We all know that too much refined sugar is bad for us but it's not always realistic or sustainable to cut it out completely
If going cold turkey is a step too far, here's our Resident Naturopath, Sue's tips on how to reduce your intake of the white stuff.
"Like many children growing up; a main staple in my daily diet was a rather well known brand of baked beans. For special occasions a small tin of spaghetti hoops or alphabetti spaghetti would be mixed in with the beans to create a delicious savoury treat. Savoury or so I thought!
We now know that our much loved childhood favourites of baked beans, tomato ketchup and peanut butter were all laden with sugar. Baked beans – 6 tsps sugar, tomato ketchup 25% sugar, peanut butter 4.4g per 20g. Our palettes were registering savoury but the truth was our mothers were unwittingly feeding us too much sugar. Fast track to 2017 and the government alongside strong media attention is hell bent on letting us know the consequences of consuming too much of this devil food. And quite rightly so given that our hospital beds are clogged with complications from late on-set diabetes, all controllable with diet and lifestyle modifications.
Here’s what you can do to consume less of the white stuff...
First of all decide how you are going to manage this because we all know that as soon as you deny yourself something it becomes the elephant in the room. For example you might allow yourself a couple of squares of dark chocolate rather than cutting chocolate out completely. You are swapping sugar laden milk chocolate for the healthier option thus avoiding that feeling of denial. Another tact is to consider only enjoying sugar as a rare treat. In my case as a child I was only allowed sweets on a Friday and that feeling of anticipation as the next Friday came around was wonderful.
Cutting back on sugar helps reset hunger hormones. When we eat sugar laden food or white carbohydrates that quickly convert to sugar we are left feeling hungry soon afterwards. Think of that time you just ate fruit or white toast for breakfast. By ensuring we always have a protein source at each meal we feel fuller for longer and our desire for sweetness or carbohydrates is curbed. A couple of poached eggs with salmon and spinach , an omelette or protein smoothie for breakfast will ensure you keep going for longer without the need for a sweet fix.

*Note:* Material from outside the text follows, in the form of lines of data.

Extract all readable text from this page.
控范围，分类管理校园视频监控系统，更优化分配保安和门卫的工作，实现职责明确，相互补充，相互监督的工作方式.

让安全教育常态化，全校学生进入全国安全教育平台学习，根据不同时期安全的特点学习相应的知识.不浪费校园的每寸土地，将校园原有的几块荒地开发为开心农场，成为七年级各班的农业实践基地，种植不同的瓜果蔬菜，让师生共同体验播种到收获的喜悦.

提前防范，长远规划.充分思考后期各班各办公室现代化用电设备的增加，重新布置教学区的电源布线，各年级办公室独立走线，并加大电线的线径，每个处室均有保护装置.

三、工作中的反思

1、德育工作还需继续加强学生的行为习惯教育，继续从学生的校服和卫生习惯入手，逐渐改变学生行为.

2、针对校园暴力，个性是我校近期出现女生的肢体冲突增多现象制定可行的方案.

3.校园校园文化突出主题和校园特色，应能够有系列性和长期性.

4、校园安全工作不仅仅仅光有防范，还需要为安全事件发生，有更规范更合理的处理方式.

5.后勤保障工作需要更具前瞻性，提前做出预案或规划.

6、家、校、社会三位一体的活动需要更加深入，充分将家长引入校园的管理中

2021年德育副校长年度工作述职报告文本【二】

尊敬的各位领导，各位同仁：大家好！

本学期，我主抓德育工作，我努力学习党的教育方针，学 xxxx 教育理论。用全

Sweeteners too are not all equal. Try to avoid the artificial sweetener Aspartame. Research papers indicate this substance breaks down into formaldehyde and may be responsible for nervous system disorders if consumed over many years. Diet coke addicts consuming up to 2 litres a day are addicted to the aspartame and would be better advised to drink the sugar laden full fat coke as a treat. Good alternatives are honey, maple syrup, apple sauce (for cakes) and Xylitol which despite the name is naturally sourced from the birch rich tree. Xylitol looks and tastes like sugar, but has fewer calories and doesn’t raise blood sugar levels. Several studies suggest that it can improve dental health and have various other important benefits.
Finally, become a label reader and get savvy on the sugar content of foods. Ideally, always aim to cook from scratch so that you know exactly what is going into your body."